Tesla shipped a record 5,500 sedans, including 1,000 vehicles sent to Europe, with a total production rate of 550 cars per week. Barclays, an investment bank, had expected 5,820 units shipped, while consensus was 5,360 units. The company grew despite ZEV credit revenue falling to $10 million (from $51 million in Q2).
The firm looks to ship 6,000 vehicles in Q4 for a 2013 delivery total of 21,500 units. A lack of 2014 guidance has caused some concern amongst investors.
- Musk said that the EV builder will be "production-constrained," not demand-constrained in 2013 and 2014.
- We expect to track to 25 percent gross margin in the fourth quarter, excluding Zev credits.
- (W)e wanted to price the gen-three vehicle at around the $35,000 price point.

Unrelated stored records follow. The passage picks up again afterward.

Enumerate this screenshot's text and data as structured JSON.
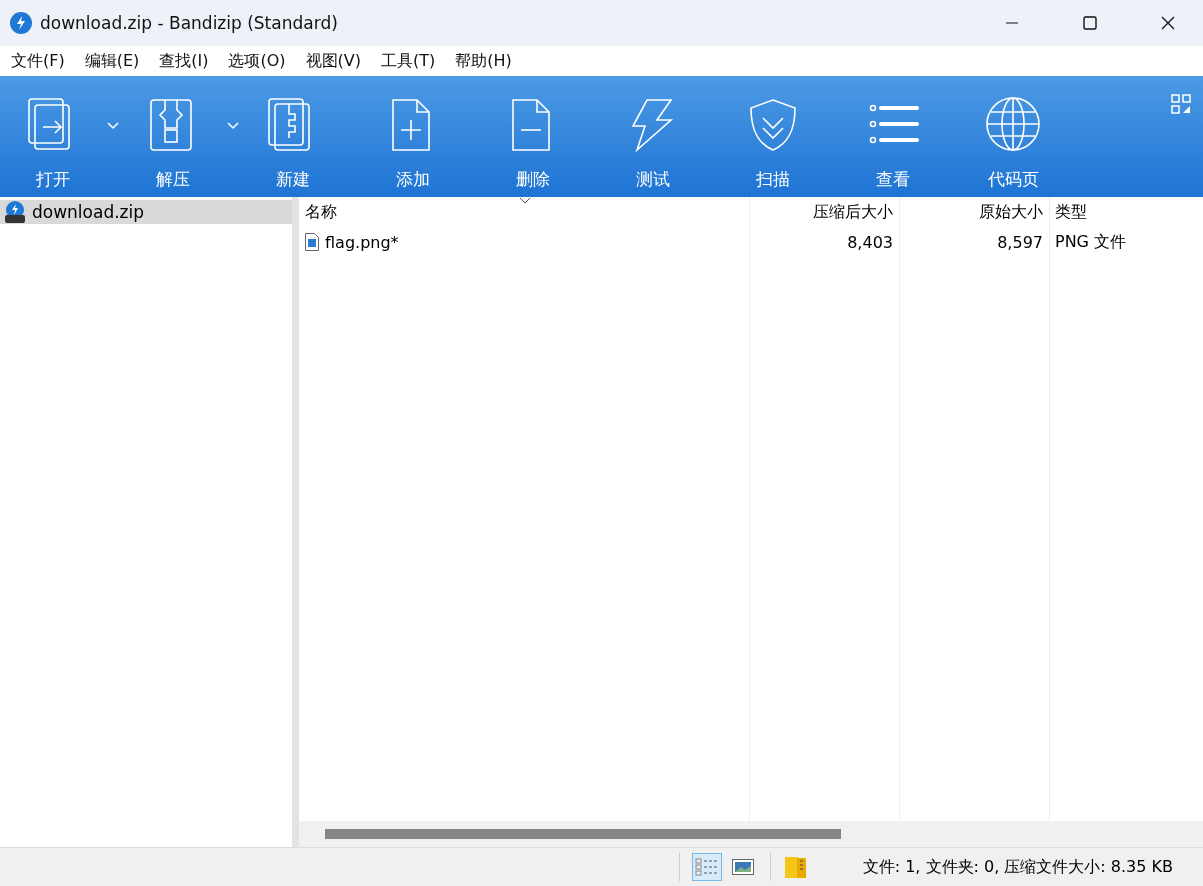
{
  "window": {
    "title": "download.zip - Bandizip (Standard)"
  },
  "menu": [
    "文件(F)",
    "编辑(E)",
    "查找(I)",
    "选项(O)",
    "视图(V)",
    "工具(T)",
    "帮助(H)"
  ],
  "toolbar": [
    {
      "label": "打开",
      "kind": "open",
      "dropdown": true
    },
    {
      "label": "解压",
      "kind": "extract",
      "dropdown": true
    },
    {
      "label": "新建",
      "kind": "new",
      "dropdown": false
    },
    {
      "label": "添加",
      "kind": "add",
      "dropdown": false
    },
    {
      "label": "删除",
      "kind": "delete",
      "dropdown": false
    },
    {
      "label": "测试",
      "kind": "test",
      "dropdown": false
    },
    {
      "label": "扫描",
      "kind": "scan",
      "dropdown": false
    },
    {
      "label": "查看",
      "kind": "view",
      "dropdown": false
    },
    {
      "label": "代码页",
      "kind": "codepage",
      "dropdown": false
    }
  ],
  "sidebar": {
    "items": [
      {
        "label": "download.zip",
        "selected": true
      }
    ]
  },
  "table": {
    "columns": [
      "名称",
      "压缩后大小",
      "原始大小",
      "类型"
    ],
    "rows": [
      {
        "cells": [
          "flag.png*",
          "8,403",
          "8,597",
          "PNG 文件"
        ],
        "selected": false
      }
    ]
  },
  "status_bar": {
    "views": [
      {
        "kind": "details",
        "selected": true
      },
      {
        "kind": "thumbnails",
        "selected": false
      }
    ],
    "text": "文件: 1, 文件夹: 0, 压缩文件大小: 8.35 KB"
  }
}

When you consider the savings from gasoline...it is effectively like buying a gasoline car in U.S. for maybe $28,000 or a gasoline-engine car in Europe for maybe $22,000. That makes it pretty competitive.
- The thing that we are looking at doing in '14 is expanding Model S deliveries worldwide, particularly into Asia and then more broadly into Europe, as well as the other parts of the world. So it's kind of an international expansion and volume production expansion with Model S and then development to the Model X.
- (I)t is going to take us a while to build out the capacity for that third-generation vehicle, and we are going to sort out selling battery-pack capacity...because ultimately, when you produce 500,000 vehicles from a new plant, then [you] need self capacity that's commensurate with that, which is maybe bigger than all the lithium-ion production in the world today, or at least on par with it. (W)e have all the potential approvals from the Chinese regulatory authority to ship the car, and we expect to probably ship out our first cars in January, so they will be arriving in February, if things go according to plan. We will still be somewhat production-constrained.
- It doesn't make sense for us to expand the scope of our sales territories too. (...I)f we are production-constrained, it just amplifies the set of boundaries that we have to deal with. (B)ut we do want to get some cars to China in the first quarter and lay the groundwork in terms of service centers, superchargers, and so forth, for, hopefully, a significant growth in the rest of the year in China.
- So it's just the nature of the electrical grid that almost every country has their nuances, which you experience as a consumer when you've got this plethora of plugs. We experienced that same sort of thing with electric cars, and...Norway is our highest sales per capita [market], but one of the challenges there is that it has a floating grid...[and] a somewhat unique electrical system. So it takes a bit of an effort to make sure that [our vehicles] are able to charge properly in Norway.
Tesla stock is still up roughly 300 percent this year.